There’s something very enchanting about seeing London from a great height. It’s a cool winter evening and we have views across Hyde Park and with Christmas lights twinkling in the distance. Galvin at Windows sits on the 28th floor of the newly refurbished London Hilton, and although the hotel is less impressive than its other Park Lane peers, this Michelin star restaurant has a unique charm. The bar next to the restaurant has views over Mayfair and there is an impressive selection of cocktails. It’s dark, atmospheric and is the perfect setting for a date. The restaurant is a long, airy and sophisticated dining room. With the thick linen and sparkling glassware, you immediately get a sense that this restaurant is the destination for special occasions.
We were sat on a round table on the lower floor, with a spectacular view of Hyde Park. We were served a basket of freshly baked bread and treated ourselves to some cocktails. I recommend The Dolphin (Passoa liqueur, Campari, strawberries, guava juice, all top up with Champagne) if you like something bubbly and sweet or The Foal (Absolut Wild Tea vodka, apple juice, vanilla syrup, fresh lemon juice, sweet basil, lemongrass, Thai chillies) if, like me, you like something refreshing with a bit of a kick.
Galvin at Windows is in its eighth year of service. The menu is modern French haute cuisine created by Chef Patron Chris Galvin and Head Chef Joo Won and they received their Michelin star in the 2010 Red Guide. General manager, Fred Sirieix, has perfected the service at Windows; it’s second to none. The waiters are warm, friendly and have an extensive knowledge of the menu. The sommelier deserves her own mention, as her wine pairings for each course were outstanding.
We started with a delicious amuse bouche of cod, sundried tomato and olive puree served with thin, crisp croutons. I followed this with a starter of seared scallops. These were cooked to perfection. The sweet taste and soft texture of the mollusk was beautifully complemented with the saltiness of the crispy chicken skin and the buttery taste of the sweetcorn. I also tasted the ballotine of game and Foie Gras, which was rich and flavoursome. For our main course I enjoyed the roasted loin of Lamb. This was served pink, tender and succulent and the meat was one of the highest qualities I have tasted. The braised belly and distinctive sauce it was served with added an extra dimension to the dish. We also ordered the roasted fillet of cod and the sommelier paired this with a Côtes du Rhône Viognier, Gendrines. The honeysuckle and apricot flavours of the wine livened up the buttery flavours of the cod and made this dish rather special.

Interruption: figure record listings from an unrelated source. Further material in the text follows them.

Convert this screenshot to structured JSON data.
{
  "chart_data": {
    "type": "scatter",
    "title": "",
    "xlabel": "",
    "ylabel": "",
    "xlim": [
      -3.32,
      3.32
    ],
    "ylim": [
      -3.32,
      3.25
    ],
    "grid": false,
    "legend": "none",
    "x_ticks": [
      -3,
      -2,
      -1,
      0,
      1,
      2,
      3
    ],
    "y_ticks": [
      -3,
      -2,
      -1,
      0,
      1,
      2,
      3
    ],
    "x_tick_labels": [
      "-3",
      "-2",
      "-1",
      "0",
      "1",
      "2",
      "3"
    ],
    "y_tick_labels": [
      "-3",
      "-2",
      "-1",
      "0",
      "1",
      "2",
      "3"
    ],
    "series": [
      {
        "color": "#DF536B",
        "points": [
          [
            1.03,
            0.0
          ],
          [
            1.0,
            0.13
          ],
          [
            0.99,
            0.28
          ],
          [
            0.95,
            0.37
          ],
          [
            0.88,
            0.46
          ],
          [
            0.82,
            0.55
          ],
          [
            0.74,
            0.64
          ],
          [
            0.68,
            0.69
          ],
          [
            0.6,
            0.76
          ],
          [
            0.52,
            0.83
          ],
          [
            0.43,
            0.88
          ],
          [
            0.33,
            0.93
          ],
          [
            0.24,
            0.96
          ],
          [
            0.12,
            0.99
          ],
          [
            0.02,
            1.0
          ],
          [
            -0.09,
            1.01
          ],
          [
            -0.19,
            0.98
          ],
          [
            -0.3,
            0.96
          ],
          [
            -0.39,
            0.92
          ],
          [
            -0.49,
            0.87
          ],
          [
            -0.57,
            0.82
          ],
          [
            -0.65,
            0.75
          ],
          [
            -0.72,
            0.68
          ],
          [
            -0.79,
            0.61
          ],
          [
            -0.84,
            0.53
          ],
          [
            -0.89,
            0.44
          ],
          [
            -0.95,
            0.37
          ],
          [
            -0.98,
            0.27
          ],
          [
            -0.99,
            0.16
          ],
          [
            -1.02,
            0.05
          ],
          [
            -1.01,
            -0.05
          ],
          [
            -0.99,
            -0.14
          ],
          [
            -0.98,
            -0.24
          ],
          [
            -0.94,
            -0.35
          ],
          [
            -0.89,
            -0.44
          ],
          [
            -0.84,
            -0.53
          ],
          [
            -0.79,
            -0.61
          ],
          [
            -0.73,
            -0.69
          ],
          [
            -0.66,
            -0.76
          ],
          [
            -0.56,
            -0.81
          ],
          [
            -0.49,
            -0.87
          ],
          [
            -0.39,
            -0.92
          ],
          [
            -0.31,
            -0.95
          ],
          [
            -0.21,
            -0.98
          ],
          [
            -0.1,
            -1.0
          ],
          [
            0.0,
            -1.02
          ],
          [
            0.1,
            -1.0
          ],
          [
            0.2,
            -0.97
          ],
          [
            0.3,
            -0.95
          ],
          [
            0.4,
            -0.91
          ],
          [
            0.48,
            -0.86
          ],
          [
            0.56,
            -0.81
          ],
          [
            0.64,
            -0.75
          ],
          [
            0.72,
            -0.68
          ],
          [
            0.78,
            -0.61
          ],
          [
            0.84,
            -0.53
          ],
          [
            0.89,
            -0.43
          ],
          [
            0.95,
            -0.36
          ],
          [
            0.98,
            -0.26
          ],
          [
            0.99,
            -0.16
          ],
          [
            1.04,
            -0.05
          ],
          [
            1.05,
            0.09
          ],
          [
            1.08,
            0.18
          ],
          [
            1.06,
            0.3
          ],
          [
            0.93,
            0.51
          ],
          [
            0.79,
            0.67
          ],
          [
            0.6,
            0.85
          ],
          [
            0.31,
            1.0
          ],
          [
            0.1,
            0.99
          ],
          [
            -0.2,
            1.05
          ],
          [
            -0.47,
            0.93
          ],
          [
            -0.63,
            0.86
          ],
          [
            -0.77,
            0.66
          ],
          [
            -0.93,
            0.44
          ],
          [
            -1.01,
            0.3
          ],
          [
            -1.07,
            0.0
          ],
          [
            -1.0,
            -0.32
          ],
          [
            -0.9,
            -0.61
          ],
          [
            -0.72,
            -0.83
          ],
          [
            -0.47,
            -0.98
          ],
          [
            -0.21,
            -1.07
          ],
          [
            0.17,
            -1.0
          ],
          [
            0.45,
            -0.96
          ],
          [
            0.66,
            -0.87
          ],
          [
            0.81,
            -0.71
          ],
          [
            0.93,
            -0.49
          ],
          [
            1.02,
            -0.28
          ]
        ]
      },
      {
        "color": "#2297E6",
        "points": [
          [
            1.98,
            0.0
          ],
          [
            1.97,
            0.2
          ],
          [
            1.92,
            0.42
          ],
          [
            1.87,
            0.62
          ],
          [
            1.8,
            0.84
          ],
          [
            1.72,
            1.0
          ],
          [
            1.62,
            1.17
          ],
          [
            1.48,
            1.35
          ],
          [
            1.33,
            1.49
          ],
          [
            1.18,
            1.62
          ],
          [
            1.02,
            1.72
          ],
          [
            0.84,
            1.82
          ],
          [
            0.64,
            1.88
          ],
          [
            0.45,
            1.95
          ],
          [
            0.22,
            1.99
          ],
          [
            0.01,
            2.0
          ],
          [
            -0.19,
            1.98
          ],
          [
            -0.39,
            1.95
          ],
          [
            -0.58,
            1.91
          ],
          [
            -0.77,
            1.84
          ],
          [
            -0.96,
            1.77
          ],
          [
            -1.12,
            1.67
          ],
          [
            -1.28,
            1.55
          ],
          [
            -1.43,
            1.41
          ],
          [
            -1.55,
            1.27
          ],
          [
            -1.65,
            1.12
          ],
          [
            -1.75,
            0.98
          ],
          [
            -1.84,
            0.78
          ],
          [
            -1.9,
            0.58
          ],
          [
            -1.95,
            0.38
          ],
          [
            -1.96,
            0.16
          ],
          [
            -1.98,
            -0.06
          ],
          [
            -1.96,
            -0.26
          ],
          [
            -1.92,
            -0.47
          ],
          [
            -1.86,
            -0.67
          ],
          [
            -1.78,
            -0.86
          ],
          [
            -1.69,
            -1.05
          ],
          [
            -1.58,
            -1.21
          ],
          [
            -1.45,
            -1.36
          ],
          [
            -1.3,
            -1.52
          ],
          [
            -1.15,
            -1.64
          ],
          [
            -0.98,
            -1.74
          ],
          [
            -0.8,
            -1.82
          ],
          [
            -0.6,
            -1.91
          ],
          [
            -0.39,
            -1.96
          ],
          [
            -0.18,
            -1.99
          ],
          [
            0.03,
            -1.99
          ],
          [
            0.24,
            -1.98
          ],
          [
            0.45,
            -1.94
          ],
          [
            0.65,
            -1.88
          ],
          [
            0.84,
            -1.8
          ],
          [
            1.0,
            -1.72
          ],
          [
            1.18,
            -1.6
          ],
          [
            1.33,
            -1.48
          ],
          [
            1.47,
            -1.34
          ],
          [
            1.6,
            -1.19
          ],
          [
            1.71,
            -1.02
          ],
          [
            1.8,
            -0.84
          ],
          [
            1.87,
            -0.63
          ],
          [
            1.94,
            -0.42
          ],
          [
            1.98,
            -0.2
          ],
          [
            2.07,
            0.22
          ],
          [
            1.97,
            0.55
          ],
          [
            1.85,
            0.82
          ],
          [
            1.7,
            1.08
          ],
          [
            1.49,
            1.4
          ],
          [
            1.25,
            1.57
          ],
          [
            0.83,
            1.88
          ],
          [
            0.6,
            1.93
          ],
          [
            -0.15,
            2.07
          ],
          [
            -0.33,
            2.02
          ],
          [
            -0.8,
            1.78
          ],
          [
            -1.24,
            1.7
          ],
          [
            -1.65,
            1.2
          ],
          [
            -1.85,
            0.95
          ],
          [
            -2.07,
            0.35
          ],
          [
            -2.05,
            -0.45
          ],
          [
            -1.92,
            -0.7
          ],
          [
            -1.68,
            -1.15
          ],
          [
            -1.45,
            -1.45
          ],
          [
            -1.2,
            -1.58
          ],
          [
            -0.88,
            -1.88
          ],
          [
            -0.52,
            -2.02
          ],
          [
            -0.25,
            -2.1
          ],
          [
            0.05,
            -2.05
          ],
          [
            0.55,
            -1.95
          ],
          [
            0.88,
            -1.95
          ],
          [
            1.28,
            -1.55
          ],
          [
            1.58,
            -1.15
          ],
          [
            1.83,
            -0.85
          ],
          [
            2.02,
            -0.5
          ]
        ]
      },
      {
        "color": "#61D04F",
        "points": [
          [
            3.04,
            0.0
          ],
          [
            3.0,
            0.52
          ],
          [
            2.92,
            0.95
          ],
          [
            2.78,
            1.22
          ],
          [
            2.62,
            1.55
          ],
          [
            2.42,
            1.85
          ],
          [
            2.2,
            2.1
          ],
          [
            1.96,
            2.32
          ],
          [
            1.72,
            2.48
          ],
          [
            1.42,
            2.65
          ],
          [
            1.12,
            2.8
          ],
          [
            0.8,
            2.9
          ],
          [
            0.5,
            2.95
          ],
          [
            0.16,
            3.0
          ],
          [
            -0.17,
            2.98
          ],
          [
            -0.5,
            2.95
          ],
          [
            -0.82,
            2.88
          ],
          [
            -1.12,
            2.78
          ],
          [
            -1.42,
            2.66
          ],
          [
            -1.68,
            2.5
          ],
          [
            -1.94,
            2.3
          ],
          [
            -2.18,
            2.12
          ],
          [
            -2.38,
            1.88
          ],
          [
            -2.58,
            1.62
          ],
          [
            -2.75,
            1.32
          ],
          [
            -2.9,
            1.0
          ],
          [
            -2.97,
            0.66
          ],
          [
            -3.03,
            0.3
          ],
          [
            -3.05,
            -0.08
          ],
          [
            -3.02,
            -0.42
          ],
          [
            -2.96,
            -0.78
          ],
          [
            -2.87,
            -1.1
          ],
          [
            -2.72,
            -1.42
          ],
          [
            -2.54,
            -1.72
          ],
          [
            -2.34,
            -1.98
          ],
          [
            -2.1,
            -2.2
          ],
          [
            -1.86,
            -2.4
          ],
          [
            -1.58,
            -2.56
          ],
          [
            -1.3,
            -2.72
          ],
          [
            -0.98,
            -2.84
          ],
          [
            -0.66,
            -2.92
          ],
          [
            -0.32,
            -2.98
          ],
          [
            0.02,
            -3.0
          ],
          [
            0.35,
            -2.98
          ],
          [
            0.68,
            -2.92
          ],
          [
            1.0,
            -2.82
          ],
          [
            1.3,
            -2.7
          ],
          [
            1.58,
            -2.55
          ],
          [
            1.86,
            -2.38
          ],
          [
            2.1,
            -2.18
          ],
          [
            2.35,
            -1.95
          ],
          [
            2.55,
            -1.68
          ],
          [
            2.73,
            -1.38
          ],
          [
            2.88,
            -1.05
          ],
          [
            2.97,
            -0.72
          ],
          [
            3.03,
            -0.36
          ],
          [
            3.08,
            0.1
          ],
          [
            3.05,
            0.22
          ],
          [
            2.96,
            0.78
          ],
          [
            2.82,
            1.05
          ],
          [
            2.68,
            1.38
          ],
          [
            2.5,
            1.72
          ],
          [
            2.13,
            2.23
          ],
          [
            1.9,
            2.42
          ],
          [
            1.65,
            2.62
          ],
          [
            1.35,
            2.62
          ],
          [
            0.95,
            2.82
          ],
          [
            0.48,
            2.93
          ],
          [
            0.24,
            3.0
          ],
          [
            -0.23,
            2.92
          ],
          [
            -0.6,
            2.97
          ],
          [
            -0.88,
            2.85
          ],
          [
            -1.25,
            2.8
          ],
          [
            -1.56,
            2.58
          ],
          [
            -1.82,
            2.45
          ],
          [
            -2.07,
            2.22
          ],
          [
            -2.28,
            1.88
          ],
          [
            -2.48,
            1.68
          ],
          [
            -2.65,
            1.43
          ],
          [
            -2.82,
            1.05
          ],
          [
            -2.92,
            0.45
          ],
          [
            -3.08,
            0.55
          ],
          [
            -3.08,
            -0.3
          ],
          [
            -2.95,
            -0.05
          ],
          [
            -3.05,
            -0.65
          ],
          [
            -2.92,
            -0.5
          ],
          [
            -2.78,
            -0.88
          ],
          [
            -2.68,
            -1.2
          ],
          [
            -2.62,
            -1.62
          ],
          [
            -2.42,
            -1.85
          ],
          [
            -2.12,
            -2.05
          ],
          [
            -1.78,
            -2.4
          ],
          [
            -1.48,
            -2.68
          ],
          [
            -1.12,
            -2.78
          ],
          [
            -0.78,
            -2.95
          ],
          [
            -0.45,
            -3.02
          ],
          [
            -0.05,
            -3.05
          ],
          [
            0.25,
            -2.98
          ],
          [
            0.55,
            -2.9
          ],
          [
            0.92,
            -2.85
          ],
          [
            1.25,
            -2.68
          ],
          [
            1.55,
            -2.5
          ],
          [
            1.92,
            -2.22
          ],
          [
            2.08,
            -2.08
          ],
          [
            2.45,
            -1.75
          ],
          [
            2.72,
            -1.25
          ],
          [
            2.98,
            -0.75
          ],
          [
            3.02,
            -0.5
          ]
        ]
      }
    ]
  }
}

I don’t have much of a sweet tooth, but the waiter insisted we tried their Mont Blanc dessert. This was unquestionably the highlight of the meal. The chestnut dessert had the perfect balance of textures and a creamy vanilla sweetness. The dish was presented elegantly and served with a delicately sweet Marron Glace and quince. It was suggested we enjoyed this course with a cool glass of Madeira and this was the perfect accompaniment. My appreciation for the technical skill involved creating desserts has certainly returned. Hats off to Head Pastry Chef Nelson Barros Sá.
Galvin at Windows is the perfect setting for a formal meal and the menu will not leave you disappointed. You can literally write home about it as one of their extra services is a complimentary postcode with the view from your table sent to anywhere you wish. It’s these little added touches that make the experience unforgettable.